What did Donald Trump do today?
He took his mobile COVID-19 hotspot to South Dakota.
Trump held a campaign rally today in front of South Dakota's Mount Rushmore. Officially, the "Salute to America" was billed as official work, meaning taxpayers picked up the bill, and not Trump's campaign. But his campaign was there in force, including Kimberly Guilfoyle, who is a top advisor to the campaign and his eldest son's girlfriend.
Guilfoyle announced today that she had tested positive for COVID-19. She had been working on-site in the days leading up to the event, which had been pointedly advertised as being free of any social distancing measures. She's not the only Trump loyalist to become ill doing advance work. Former Republican presidential candidate Herman Cain has been hospitalized since testing positive shortly after Trump's ill-fated Tulsa rally. Six other Trump staffers also tested positive, including two Secret Service agents.
More agents at the Tulsa rally have reportedly fallen ill since. Some of them were ordered not to get tested until several days later, which would allow for some doubt as to whether any positive tests were the result of the Tulsa rally. (There is no medical reason to delay testing.)
Vice-President Mike Pence also caused an outbreak among his Secret Service detail and advance team during a different quasi-campaign trip to Arizona. At least eight agents contracted the virus there, and Pence was forced to delay the trip because he had effectively run out of healthy Secret Service agents who had not been in close contact with those who tested positive. Remarkably for the agency, which is famously discreet, staff there are telling reporters about genuine anger at the Trump administration for needlessly exposing agents to the virus.

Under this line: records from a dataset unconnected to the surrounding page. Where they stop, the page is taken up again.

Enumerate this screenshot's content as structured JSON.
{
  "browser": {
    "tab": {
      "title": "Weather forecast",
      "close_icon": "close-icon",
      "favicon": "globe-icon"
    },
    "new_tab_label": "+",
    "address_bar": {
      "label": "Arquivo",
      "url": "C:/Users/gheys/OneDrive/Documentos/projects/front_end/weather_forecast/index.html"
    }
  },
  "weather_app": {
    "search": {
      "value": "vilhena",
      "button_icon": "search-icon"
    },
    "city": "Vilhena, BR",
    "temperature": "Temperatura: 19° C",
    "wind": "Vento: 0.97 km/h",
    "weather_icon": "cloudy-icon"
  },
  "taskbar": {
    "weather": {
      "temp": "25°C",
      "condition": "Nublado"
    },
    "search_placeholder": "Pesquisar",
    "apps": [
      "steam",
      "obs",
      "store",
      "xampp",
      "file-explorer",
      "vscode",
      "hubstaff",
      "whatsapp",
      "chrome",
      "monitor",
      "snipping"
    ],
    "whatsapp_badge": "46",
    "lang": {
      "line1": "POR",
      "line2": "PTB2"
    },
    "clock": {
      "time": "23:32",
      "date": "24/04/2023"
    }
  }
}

Trump's rally tonight came in violation of his own official administration guidelines for when it's safe to reopen. By the most charitable interpretation, South Dakota would be in Phase One of the three-phase reopening plan—and even in phase three, large events are still supposed to have "limited physical distancing protocols."
Guilfoyle and anyone she may have passed the virus to are in good company, though. Another 57,000 Americans tested positive today, yet another daily record.
All of this came as Trump is preparing to pivot to a new political framing of the pandemic, now that essentially all hope is lost of containing the virus before a vaccine is developed. As one staffer put it, Trump's new plan is to tell Americans to learn to "live with it."
Why does this matter?
- The health and safety of the American people is more important than Donald Trump's need for attention.
- That includes the Americans whose job it is to keep Trump safe even at the risk of their own lives.